We all know people like their selfies, and most of them don’t abuse the practice. But then there are others … How about some restraint, people? By restraint, I refer to both the quantity of selfies and the number of ‘shares.’ I’m not saying that people should never take selfies, but watch that trigger finger, Wyatt! Also, please think before you share (see ‘Sharing Selfies’ below).

Sharing Selfies

My feeble mind has come up with two reasons why selfie-sharing goes wrong:

  1. Self: Let’s analyze the reason for taking a selfie. Most people would agree that a good photo has an interesting subject. So, with a selfie, that’s either you, or the background:
    • If you see an interesting background, take a frickin picture of it! Extract you!
    • If you think that you are the interesting subject, then why not get someone else to take a picture of charming, fascinating, alluring you? Arm’s length self-portraits are seldom flattering.
  2. Sharing: First of all, ask yourself a couple of questions. Are you really ‘sharing’ your mug with social media friends? Or are you imposing delightful, bewitching, irresistible you onto their news feeds on a daily basis? It’s one thing to keep your long-distance or seldom-seen friends up to date; it’s another to pollute social media sites with you:
    • at different angles
    • at different locations
    • in your bathing suit
    • with a hat on
    • waking up
    • drunk
    • happy
    • crying
    • . . . ad nauseum

Selfie Test

I’m not saying that there shouldn’t be any selfies taken (and shared), but there should be a test to see if your proposed selfie qualifies for public consumption.

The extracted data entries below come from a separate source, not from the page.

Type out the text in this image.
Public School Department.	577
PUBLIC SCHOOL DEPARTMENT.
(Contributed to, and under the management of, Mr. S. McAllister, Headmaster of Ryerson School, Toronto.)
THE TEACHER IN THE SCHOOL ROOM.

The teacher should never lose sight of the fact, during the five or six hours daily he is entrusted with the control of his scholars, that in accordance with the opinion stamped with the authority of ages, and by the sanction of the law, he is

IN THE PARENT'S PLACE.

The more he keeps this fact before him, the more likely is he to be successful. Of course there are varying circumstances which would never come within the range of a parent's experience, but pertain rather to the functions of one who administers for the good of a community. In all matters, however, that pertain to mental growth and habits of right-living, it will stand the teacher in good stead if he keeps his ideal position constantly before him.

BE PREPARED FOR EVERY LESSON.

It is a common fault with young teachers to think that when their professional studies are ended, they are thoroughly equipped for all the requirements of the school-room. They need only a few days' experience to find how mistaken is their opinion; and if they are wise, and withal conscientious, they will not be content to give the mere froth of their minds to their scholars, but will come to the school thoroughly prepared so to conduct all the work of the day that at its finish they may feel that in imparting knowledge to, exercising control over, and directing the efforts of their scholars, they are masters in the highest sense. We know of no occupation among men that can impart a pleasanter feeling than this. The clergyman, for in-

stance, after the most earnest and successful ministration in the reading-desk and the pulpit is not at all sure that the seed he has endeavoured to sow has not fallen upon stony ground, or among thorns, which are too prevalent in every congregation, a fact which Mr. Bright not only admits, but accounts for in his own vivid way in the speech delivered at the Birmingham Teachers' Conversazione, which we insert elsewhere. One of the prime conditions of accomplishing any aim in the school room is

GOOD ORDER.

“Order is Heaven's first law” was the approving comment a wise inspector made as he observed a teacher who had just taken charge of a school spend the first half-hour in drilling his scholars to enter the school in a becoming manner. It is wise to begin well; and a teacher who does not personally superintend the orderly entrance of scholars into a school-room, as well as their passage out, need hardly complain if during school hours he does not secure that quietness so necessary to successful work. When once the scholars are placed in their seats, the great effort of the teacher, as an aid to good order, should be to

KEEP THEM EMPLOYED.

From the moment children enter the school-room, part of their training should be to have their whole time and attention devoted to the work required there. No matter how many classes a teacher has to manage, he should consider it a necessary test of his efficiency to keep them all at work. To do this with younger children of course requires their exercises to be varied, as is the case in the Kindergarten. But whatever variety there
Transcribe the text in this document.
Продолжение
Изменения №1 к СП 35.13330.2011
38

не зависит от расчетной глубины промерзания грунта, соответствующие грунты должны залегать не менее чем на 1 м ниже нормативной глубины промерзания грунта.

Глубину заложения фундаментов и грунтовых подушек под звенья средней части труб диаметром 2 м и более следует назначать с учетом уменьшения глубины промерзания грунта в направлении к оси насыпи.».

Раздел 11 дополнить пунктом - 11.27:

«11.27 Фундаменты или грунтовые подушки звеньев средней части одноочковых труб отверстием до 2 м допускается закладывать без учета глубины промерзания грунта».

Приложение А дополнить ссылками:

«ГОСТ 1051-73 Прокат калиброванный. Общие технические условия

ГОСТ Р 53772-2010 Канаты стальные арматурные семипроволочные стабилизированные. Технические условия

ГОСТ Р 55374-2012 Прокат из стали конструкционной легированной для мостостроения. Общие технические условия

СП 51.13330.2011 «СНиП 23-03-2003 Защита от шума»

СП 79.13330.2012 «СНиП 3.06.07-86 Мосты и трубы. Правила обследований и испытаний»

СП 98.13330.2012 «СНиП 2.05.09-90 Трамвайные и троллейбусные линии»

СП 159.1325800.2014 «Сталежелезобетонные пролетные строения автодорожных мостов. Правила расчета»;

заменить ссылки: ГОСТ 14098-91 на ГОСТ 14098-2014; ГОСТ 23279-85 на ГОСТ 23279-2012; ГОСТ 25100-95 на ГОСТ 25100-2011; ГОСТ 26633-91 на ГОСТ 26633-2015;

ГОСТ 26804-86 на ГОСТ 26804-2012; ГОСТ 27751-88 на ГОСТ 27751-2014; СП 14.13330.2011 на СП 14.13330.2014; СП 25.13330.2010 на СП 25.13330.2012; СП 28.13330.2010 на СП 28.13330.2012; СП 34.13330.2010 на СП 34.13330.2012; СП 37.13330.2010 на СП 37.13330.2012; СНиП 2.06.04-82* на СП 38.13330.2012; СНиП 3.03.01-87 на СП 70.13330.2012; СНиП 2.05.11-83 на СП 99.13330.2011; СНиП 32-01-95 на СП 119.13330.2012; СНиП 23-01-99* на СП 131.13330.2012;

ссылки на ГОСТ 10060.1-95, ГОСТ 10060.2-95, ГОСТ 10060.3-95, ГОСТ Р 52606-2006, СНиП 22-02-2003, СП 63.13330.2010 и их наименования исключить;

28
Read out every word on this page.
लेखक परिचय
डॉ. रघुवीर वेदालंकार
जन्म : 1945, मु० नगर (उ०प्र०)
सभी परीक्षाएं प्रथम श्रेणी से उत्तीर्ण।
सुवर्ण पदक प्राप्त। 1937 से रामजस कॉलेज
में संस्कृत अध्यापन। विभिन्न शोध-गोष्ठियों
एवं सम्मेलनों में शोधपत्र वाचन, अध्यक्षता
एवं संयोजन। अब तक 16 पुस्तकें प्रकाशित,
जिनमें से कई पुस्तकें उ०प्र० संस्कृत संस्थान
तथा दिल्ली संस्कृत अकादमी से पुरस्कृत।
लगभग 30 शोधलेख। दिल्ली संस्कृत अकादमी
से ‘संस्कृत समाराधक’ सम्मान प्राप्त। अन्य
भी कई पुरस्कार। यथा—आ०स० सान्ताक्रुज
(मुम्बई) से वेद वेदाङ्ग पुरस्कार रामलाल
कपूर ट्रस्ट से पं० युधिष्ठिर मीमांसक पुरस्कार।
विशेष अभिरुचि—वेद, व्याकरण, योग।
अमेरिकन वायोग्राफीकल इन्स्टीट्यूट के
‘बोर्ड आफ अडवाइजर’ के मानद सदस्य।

For instance, if you answer yes to any of the following questions regarding your selfie, then please resist posting it online:

  • Are you on the toilet? (put that cellphone down … I mean it)
  • Did you just get a new haircut and are looking for your friends’ blessing?
  • Has it been less than 3 days since your last selfie post?
  • Are you thinking of sharing your selfie via text, email, Instagram, Facebook and Twitter?
  • Is this a closeup of something nobody wants to see (nose hair, armpit, your abs, toenails, yechcetera)?
  • Are you making a ‘duck face‘ or some other stupid expression?
  • Are you using a selfie stick (for any reason whatsoever)?

… and the truly defining test:

  • Are you driving? (If so, STOP. Get out of the car. Walk to the nearest wall, lean forward, then knock your head on it, sternly, 3 times)

And after all that, if you pass this test, please, still resist posting your selfies.